Thanks to last year’s tax cuts, corporate taxes have seen a big drop, with a wide gap between what corporations make and what they pay in taxes. While this gives them more money to spend on dividends and buybacks, this also raises the risk the divergence in due course will reverberate through the economy.
The Tax Cuts and Jobs Act of 2017 was signed into law on December 22 last year. Among other things, the US corporate tax rate was lowered from 35 percent to 21 percent. One-time repatriation of profits socked away overseas is taxed at eight percent, 15.5 percent for cash.
We are beginning to see the new law’s impact on corporate income statement. S&P Dow Jones Indices points out that the tax rates for S&P 500 companies in 1Q and 2Q this year are the lowest since at least 1993 (Chart 1), and that the average quarterly tax rate in 1993-2017 is 32.4 percent.
In the first half this year, the difference between what corporations earn and what they pay in taxes got much wider (Chart 2).
In 2Q, non-financial corporate profits before tax ex-IVA (inventory valuation adjustment) and CCadj (capital consumption adjustment) came in at a seasonally adjusted annual rate of $1.26 trillion. This measure of profits peaked at $1.44 trillion in 3Q14, but have been in the $1.2- to 1.3-trillion range for six years now. Corporate taxes on income, too, have been dropping since reaching a cycle high three years ago, but came under genuine pressure in 1Q and 2Q this year. The two have diverged – profits up, taxes down.
At the risk of stating the obvious, this should help drive up margins.
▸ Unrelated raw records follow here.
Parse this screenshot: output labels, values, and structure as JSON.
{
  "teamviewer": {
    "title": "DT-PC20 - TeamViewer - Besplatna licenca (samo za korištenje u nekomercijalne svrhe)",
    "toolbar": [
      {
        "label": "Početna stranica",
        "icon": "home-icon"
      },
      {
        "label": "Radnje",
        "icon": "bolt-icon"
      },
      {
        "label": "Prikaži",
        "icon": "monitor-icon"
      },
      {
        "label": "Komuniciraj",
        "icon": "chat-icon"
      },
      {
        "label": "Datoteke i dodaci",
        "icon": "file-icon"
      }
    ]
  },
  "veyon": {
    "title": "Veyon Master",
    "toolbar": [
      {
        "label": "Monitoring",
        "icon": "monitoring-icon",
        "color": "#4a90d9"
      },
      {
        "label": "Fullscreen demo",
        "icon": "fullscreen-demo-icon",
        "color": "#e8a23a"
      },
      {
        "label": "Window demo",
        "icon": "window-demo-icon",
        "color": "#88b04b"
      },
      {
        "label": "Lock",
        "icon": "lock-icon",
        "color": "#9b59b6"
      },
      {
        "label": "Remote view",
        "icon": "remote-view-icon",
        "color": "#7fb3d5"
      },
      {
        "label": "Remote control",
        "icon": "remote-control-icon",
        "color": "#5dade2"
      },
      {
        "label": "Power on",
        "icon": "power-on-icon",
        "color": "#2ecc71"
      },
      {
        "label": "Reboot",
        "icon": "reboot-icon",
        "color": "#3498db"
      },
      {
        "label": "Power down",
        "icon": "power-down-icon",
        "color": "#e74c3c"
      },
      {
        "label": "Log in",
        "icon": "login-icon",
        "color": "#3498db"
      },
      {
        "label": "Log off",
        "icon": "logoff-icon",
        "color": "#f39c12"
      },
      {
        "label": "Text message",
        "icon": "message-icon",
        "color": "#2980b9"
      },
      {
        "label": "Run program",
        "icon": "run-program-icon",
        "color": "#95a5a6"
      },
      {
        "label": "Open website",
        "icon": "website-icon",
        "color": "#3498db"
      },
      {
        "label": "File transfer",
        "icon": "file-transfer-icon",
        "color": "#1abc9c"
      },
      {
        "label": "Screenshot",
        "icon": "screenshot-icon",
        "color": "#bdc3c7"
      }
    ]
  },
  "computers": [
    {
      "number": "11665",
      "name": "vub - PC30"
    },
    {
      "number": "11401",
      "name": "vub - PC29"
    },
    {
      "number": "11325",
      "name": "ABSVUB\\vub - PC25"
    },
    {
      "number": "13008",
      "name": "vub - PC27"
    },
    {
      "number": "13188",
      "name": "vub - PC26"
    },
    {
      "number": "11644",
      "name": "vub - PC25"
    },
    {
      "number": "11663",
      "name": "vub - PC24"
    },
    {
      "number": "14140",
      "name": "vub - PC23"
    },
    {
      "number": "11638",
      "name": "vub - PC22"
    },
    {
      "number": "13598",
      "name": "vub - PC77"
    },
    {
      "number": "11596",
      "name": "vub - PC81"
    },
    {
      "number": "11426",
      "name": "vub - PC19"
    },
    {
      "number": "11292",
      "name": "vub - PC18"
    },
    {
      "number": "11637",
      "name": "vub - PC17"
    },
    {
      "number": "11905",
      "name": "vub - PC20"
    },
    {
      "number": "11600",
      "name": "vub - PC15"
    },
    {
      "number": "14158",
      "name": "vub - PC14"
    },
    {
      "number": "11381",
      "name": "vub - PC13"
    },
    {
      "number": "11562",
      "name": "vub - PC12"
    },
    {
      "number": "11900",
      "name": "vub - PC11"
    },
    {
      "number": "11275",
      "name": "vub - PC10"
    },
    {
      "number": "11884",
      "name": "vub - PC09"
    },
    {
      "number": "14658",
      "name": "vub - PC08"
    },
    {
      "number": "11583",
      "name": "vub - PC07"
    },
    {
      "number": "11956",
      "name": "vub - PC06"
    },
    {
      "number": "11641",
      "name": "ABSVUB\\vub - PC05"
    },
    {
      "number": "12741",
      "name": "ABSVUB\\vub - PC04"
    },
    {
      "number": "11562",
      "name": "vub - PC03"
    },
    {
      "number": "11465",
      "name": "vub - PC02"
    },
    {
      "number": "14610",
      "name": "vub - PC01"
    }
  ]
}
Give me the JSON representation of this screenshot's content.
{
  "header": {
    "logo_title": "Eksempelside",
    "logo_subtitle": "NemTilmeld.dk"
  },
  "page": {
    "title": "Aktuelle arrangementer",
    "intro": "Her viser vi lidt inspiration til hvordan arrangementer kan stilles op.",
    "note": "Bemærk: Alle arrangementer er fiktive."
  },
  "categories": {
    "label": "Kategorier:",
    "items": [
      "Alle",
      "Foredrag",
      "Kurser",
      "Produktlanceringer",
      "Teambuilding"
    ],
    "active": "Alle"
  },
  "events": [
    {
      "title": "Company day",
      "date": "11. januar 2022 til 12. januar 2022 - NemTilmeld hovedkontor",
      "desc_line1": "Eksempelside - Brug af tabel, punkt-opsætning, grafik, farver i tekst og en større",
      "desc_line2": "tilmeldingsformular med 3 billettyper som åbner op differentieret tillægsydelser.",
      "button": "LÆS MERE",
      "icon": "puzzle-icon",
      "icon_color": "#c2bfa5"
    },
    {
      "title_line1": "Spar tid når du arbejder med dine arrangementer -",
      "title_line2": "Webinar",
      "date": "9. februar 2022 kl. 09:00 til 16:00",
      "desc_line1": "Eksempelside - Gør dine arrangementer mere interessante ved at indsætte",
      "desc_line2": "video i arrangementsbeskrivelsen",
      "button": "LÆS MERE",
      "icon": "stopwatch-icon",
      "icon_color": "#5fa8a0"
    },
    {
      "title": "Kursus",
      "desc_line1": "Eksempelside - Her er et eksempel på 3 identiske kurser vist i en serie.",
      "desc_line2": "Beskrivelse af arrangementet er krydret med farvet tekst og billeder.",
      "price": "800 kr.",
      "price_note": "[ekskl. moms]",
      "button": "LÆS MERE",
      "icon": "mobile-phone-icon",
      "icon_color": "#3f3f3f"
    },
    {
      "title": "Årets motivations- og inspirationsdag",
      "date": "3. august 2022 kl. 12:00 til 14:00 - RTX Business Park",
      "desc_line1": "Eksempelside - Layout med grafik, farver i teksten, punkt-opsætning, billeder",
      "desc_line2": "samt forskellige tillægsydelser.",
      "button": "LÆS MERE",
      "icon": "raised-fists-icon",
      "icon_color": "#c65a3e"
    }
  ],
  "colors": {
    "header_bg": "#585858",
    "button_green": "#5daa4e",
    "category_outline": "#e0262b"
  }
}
Chart 3 calculates the share of non-financial corporate profits adjusted for inventory valuation and capital consumption in national income. On an absolute basis, in 2Q18, they were respectively $2.24 trillion and $17.46 trillion – both new highs. In 2Q18, the margin proxy rose to 12.8 percent. This has risen since bottoming at 12.2 percent in 4Q15, with the all-time high of 14.5 percent in 1Q12. Conceivably, given the new tax regime, the red line in the chart can push higher.
For whatever it is worth, in the past, the more elevated the red line, the higher the risk of a bear market is US stocks.
Apart from capital expenditures, one of the ways corporations can part with this newfound income is by doling out more to employees. Of late, the trend in wage growth has been higher.
Average hourly earnings of private employees in October rose 3.1 percent year-over-year to $27.30. This was the first time since April 2009 that this metric grew with a three handle. That said, in the big scheme of things, wages are still suppressed, particularly considering the US economy is in its 10th year of recovery/expansion.
The employment cost index – another metric to measure compensation growth – shows the same trend. Total compensation – comprised of wages and salaries plus benefits – for private-industry workers bottomed at increase of 1.2 percent y/y in 4Q09. In 3Q18, it grew 2.9 percent – the fastest pace since 2Q08, but still sub-three percent (Chart 4).
Wage-push inflation is not a threat, and in all probability is not going to be anytime soon.
This gives corporations plenty of leeway to spend the majority of their tax windfall in dividends and buybacks. This is nothing new. S&P 500 companies have been very generous with both in the current recovery.
On a four-quarter rolling total basis, 2Q18 buybacks were $645.8 billion. On that same basis, dividends amounted to $435.7 billion – both new records.
As Chart 5 shows, there is a lot of variability in buybacks than dividends, with the latter steadily rising and the former rising but with lots of ups and downs. This is precisely what puts buybacks the most at risk. Between dividends and buybacks, corporations, if up against the wall, will choose the former. The new tax law has granted them extra flexibility, but markets anticipated this, hence the massive rally in 2017 in stocks. The struggle so far this year suggests either market participants last year had a lower corporate tax rate priced in or are doubting the sustainability of the current pace of spending. In due course, the mismatch between corporate profits and taxes can prove to be unsustainable.